La cohabitation d'un folk stratosphérique et d'un doom metal jaillissant du noyau terrestre est-elle possible ? En tout cas, elle s'avère parfaitement viable dans l'oeuvre de Chelsea Wolfe.

Cette Californienne de 31 ans a su fondre un alliage unique au fil de ses enregistrements studio, dont le tout chaud Abyss.

Au bout du fil, Chelsea Wolfe ne semble pas être la créature gothique que l'on s'imagine en regardant ses photos de presse et ses pochettes d'album. Elle affirme préférer les hauteurs des sierras californiennes aux ambiances souterraines de la vie nocturne urbaine. Et non, elle ne dort pas dans un cercueil le jour !

Chez Chelsea Wolfe, en fait, le sommeil évoque d'autres images : la parasomnie dont elle souffre l'empêche de faire consciemment tout mouvement volontaire lorsqu'elle est sur le point de s'endormir ou de se réveiller.

Dans le même contexte, les figures surgies au cours de ses rêves restent présentes au moment de l'éveil, ce qui provoque chez elle des poussées d'anxiété et même de paranoïa.

« J'écris souvent des textes où domine le sentiment de se trouver au milieu de nulle part. Déjà, sur mon premier album [The Grime and the Glow], j'avais composé une chanson intitulée Halfsleeper, où j'exprimais cet état. Or, avec le temps, j'ai pu transformer cette lutte contre mon trouble du sommeil par une quête artistique. »

Voyage au centre de la tête, en quelque sorte ? 

« J'imagine que cet état influence les dynamiques de ma musique, notamment les oppositions entre fréquences douces et corrosives. Faire dans les extrêmes me semble naturel. Ma vie comporte des épisodes très calmes, d'autres tumultueux. Cela peut aisément se traduire dans l'expression créative. »

DOUCEUR ET DISTORSION

La réputation de Chelsea Wolfe est de moins en moins souterraine, ce qui lui permet de remplir ses salles dans le monde entier et d'enregistrer dans des conditions optimales.
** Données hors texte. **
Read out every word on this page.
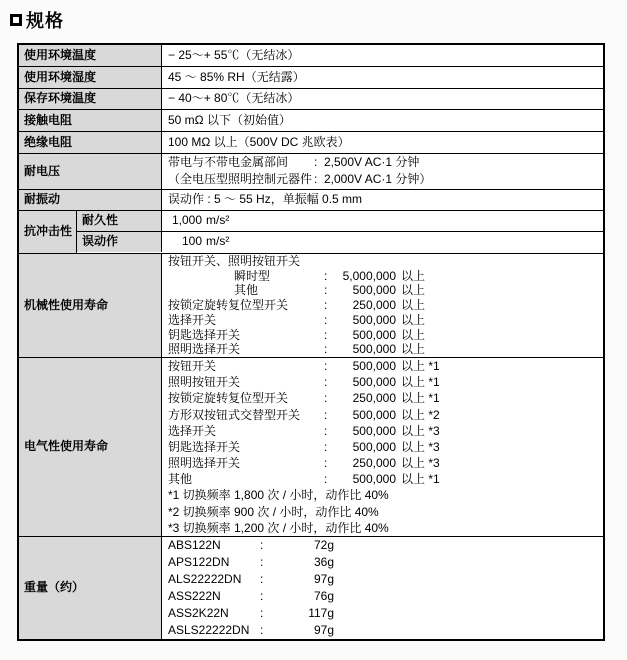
规格
使用环境温度	− 25～+ 55℃（无结冰）
使用环境湿度	45 ～ 85% RH（无结露）
保存环境温度	− 40～+ 80℃（无结冰）
接触电阻	50 mΩ 以下（初始值）
绝缘电阻	100 MΩ 以上（500V DC 兆欧表）
耐电压
带电与不带电金属部间	: 2,500V AC·1 分钟
（全电压型照明控制元器件 : 2,000V AC·1 分钟）
耐振动	误动作 : 5 ～ 55 Hz，单振幅 0.5 mm
抗冲击性
耐久性	1,000 m/s²
误动作	100 m/s²
机械性使用寿命
按钮开关、照明按钮开关
瞬时型	:	5,000,000 以上
其他	:	500,000 以上
按锁定旋转复位型开关	:	250,000 以上
选择开关	:	500,000 以上
钥匙选择开关	:	500,000 以上
照明选择开关	:	500,000 以上
电气性使用寿命
按钮开关	:	500,000 以上 *1
照明按钮开关	:	500,000 以上 *1
按锁定旋转复位型开关	:	250,000 以上 *1
方形双按钮式交替型开关	:	500,000 以上 *2
选择开关	:	500,000 以上 *3
钥匙选择开关	:	500,000 以上 *3
照明选择开关	:	250,000 以上 *3
其他	:	500,000 以上 *1
*1 切换频率 1,800 次 / 小时，动作比 40%
*2 切换频率 900 次 / 小时，动作比 40%
*3 切换频率 1,200 次 / 小时，动作比 40%
重量（约）
ABS122N	:	72g
APS122DN	:	36g
ALS22222DN	:	97g
ASS222N	:	76g
ASS2K22N	:	117g
ASLS22222DN :	97g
«Abyss, fait-elle remarquer, est le premier de mes albums qui est réalisé avec de ‟vrais" moyens. Mon équipe et moi avons travaillé en studio avec John Congleton, un proche de Steve Albini qui s'est aussi impliqué dans notre processus de création. Côté saturation, John avait obtenu des résultats intéressants auprès de Bill Callahan ou de Swans. Il a aussi parfaitement saisi mon approche. »

Chez Chelsea Wolfe, l'usage de la distorsion extrême est atypique, en ce sens que l'artiste imprime ses fréquences corrosives sur des chansons aussi constituées de passages doux, aériens, évanescents.

«Ce mélange, dit-elle, m'est venu naturellement. J'ai toujours travaillé sur les effets de saturation tout en maintenant l'usage de sons acoustiques. Mes premières influences vous sembleront banales : je suis fan de Hank Williams, de vieux country, j'aime les groupes de drone comme Swans, j'aime les vieux groupes métal, à commencer par Black Sabbath, j'aime le stoner rock de Queens of the Stone Age.»

La création en collégialité est un autre élément essentiel à sa propre réussite. « Je travaille avec un pool de musiciens très créatifs. Un des plus importants de ce noyau est Ben Chisholm. Sur scène, je joue avec Ben Chisholm [synthés, basse, piano], Dylan Fujioka [batterie] et Aurielle Zeitler [guitare]. Devant le public, les sons de mes albums se transforment. Il y a lieu de les mener ailleurs. »

Ailleurs, effectivement, est un mot-clé pour Chelsea Wolfe...

Au Théâtre Fairmount, ce soir, 20 h.